Jalur KA Bumiayu Kembali Normal Pasca Anjloknya KA Bangunkarta
SEMARANG[BahteraJateng] — Jalur kereta api di Stasiun Bumiayu kembali dapat dilalui setelah proses evakuasi dan perbaikan pasca anjloknya KA Bangunkarta selesai dilakukan. Perjalanan kereta api yang sebelumnya terganggu kini telah beroperasi normal tanpa pengalihan rute.
Perbaikan dilakukan oleh tim dari Daop 5 Purwokerto, dan pada pukul 03.05 WIB jalur dinyatakan aman untuk dilintasi. Kereta api pertama yang melintas pasca-perbaikan adalah KA Barang Karacibon Service.
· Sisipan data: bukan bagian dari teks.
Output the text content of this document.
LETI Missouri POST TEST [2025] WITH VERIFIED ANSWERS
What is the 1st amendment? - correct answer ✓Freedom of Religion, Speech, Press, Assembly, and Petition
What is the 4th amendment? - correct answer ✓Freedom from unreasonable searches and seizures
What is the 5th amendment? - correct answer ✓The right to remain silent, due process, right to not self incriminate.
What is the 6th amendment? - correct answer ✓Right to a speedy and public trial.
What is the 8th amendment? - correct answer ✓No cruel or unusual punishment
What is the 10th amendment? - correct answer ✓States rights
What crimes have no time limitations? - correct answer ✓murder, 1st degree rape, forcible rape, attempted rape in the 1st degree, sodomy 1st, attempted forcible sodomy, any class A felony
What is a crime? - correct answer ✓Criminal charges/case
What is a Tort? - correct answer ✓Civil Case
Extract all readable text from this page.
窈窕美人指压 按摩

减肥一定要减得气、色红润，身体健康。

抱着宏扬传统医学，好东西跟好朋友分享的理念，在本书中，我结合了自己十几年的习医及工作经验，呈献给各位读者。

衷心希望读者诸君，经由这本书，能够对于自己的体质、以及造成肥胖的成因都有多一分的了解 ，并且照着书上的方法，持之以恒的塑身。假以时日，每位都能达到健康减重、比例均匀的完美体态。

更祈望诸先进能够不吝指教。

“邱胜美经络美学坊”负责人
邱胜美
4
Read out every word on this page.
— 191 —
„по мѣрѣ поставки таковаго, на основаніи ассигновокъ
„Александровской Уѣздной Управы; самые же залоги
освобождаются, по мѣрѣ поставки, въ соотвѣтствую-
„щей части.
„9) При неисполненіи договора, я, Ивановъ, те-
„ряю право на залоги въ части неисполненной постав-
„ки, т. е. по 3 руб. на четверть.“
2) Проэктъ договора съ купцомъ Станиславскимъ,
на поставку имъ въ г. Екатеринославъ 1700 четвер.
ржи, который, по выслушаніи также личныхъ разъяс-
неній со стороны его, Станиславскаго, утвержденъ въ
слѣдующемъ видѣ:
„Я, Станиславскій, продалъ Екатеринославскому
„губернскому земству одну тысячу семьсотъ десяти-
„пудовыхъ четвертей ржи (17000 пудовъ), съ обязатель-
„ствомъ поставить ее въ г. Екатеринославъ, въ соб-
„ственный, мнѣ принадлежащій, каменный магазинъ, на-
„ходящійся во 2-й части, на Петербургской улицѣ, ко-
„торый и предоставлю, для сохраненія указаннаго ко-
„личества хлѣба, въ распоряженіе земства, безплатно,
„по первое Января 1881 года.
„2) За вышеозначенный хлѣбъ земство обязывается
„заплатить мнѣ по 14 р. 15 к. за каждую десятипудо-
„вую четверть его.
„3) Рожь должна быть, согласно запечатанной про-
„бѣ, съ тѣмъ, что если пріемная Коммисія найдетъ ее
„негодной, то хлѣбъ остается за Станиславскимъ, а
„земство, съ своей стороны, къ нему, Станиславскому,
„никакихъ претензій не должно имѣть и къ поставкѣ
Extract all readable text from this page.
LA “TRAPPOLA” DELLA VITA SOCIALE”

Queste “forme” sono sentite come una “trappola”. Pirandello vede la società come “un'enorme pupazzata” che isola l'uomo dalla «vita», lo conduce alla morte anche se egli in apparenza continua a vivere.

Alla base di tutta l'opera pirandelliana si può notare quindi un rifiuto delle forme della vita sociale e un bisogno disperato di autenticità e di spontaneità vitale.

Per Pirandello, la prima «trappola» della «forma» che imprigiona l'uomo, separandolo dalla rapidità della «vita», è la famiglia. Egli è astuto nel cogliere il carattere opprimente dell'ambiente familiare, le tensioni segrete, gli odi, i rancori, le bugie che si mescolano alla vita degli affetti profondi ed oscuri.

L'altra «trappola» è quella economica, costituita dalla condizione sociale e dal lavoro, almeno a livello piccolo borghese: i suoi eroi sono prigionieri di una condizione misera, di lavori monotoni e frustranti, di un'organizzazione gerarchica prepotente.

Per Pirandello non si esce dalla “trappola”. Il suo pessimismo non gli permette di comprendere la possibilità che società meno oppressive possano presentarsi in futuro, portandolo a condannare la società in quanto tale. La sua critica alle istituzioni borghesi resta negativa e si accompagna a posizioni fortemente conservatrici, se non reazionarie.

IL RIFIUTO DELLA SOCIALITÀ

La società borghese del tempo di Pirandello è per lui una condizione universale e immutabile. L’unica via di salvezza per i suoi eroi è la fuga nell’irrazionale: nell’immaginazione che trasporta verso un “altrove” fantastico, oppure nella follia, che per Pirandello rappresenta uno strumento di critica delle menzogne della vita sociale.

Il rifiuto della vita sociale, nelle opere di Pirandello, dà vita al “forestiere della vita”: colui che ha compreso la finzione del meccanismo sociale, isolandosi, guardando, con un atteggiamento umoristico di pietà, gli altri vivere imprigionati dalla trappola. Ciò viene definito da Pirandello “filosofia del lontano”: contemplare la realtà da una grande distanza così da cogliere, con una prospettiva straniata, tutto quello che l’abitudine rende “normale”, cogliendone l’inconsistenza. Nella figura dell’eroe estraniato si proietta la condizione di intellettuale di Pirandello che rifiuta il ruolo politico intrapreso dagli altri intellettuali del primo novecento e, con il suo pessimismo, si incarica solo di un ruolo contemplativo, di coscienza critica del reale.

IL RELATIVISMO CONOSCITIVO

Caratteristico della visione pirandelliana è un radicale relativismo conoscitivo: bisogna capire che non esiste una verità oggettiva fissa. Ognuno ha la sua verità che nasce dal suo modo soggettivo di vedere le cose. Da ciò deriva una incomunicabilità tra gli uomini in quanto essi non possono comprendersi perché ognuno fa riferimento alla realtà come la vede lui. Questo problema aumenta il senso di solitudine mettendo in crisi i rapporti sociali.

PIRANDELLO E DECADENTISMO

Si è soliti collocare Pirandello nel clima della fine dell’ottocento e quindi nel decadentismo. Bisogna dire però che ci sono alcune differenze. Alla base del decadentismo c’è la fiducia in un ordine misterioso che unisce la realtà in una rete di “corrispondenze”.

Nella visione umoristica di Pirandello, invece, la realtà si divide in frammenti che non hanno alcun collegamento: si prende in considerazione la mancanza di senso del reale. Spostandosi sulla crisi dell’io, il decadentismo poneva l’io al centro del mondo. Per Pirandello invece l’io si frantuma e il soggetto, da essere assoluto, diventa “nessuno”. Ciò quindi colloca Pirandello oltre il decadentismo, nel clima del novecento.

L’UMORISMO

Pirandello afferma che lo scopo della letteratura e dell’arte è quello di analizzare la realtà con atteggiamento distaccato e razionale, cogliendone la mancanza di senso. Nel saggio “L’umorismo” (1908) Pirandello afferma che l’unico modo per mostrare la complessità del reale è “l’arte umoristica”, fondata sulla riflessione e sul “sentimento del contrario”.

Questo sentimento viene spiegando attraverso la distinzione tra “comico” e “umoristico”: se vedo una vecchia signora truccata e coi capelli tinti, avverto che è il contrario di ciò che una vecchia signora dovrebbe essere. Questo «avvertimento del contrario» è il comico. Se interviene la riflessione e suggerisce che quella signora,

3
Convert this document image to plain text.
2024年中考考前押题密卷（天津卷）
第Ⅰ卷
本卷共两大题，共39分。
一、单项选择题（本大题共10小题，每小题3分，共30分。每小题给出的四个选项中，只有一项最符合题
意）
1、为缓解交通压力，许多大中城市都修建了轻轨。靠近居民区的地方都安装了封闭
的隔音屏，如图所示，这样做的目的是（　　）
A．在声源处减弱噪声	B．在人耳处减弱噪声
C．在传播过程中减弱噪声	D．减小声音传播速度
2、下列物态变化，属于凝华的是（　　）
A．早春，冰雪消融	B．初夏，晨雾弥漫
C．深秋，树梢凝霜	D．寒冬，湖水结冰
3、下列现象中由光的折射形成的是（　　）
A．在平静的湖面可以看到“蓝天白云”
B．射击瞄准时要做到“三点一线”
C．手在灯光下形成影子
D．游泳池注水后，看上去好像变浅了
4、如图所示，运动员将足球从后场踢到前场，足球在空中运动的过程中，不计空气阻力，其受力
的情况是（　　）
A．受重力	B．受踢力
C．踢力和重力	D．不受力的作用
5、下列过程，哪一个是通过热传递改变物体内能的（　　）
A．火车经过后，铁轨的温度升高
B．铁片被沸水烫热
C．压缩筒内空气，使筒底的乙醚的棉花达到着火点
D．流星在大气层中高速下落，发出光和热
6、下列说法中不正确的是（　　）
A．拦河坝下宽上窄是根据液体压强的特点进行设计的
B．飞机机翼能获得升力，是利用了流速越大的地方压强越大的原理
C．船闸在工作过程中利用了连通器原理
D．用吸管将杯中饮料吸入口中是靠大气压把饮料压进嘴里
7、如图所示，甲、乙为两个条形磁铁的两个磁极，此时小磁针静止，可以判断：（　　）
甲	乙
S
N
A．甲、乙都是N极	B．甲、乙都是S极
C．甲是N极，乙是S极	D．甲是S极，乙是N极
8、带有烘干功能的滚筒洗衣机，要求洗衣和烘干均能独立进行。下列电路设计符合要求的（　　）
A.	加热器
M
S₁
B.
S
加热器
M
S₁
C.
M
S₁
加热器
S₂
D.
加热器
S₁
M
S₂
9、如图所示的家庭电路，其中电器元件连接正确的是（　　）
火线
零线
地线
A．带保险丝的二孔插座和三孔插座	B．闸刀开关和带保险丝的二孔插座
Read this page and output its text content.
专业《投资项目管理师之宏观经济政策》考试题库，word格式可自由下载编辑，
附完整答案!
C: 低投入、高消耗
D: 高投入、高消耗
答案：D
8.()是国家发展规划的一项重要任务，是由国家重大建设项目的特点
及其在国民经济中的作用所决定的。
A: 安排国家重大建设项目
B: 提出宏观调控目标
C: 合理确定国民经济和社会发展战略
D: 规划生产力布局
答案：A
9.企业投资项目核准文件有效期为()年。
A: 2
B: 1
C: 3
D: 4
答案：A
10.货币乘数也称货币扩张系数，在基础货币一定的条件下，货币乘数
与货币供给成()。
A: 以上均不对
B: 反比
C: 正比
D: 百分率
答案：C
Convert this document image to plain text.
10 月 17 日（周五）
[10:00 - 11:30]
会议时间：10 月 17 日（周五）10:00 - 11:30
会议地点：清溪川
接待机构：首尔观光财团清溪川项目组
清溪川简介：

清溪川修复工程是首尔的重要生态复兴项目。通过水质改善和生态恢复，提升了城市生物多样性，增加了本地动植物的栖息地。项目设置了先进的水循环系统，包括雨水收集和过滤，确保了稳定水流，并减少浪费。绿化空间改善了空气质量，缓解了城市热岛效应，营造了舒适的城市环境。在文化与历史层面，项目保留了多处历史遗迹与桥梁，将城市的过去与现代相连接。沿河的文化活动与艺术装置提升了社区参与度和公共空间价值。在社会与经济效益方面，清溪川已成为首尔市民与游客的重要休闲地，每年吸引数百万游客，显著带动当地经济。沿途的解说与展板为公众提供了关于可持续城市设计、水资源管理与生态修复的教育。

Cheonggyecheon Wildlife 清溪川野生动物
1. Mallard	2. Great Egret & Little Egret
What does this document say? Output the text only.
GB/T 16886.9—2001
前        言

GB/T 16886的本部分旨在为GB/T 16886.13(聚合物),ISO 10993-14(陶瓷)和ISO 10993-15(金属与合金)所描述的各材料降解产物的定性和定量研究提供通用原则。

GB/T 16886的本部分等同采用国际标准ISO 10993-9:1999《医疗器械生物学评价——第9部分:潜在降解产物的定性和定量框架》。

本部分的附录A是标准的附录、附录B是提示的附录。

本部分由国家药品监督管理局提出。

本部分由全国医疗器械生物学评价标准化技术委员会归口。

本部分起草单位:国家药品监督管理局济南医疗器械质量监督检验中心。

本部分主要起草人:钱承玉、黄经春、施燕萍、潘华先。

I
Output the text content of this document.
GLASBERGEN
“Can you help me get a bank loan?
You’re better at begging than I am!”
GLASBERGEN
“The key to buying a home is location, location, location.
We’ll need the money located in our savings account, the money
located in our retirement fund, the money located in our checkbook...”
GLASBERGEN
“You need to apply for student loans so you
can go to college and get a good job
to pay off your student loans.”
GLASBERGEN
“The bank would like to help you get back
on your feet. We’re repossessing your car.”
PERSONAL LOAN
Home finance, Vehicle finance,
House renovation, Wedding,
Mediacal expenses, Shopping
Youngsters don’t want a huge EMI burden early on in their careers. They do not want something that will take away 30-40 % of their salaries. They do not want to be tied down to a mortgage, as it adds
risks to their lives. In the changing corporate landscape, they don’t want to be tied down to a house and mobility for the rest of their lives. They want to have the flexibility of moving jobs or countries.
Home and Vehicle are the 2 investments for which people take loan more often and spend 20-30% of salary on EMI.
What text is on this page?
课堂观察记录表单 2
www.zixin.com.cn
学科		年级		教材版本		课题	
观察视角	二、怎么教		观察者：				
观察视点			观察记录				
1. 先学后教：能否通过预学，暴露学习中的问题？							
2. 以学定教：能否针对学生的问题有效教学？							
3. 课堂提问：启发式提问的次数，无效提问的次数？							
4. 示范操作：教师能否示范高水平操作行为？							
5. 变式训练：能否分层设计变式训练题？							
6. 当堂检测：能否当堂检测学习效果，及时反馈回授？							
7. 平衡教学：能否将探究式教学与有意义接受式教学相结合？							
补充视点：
Dengan normalnya jalur tersebut, perjalanan kereta api yang sebelumnya dialihkan melalui jalur utara kini kembali menggunakan jalur selatan seperti biasa. Sebelumnya, sebanyak 20 perjalanan kereta api terdampak dan harus dialihkan akibat gangguan operasional.
Manager Humas PT Kereta Api Indonesia (Persero) Daop 4 Semarang, Luqman Arif, menyampaikan bahwa operasional kereta api saat ini telah kembali berjalan normal.

“Seluruh perjalanan kereta api kini sudah beroperasi seperti biasa dan tidak lagi dialihkan melalui jalur utara,” ujarnya pada Selasa (7/4).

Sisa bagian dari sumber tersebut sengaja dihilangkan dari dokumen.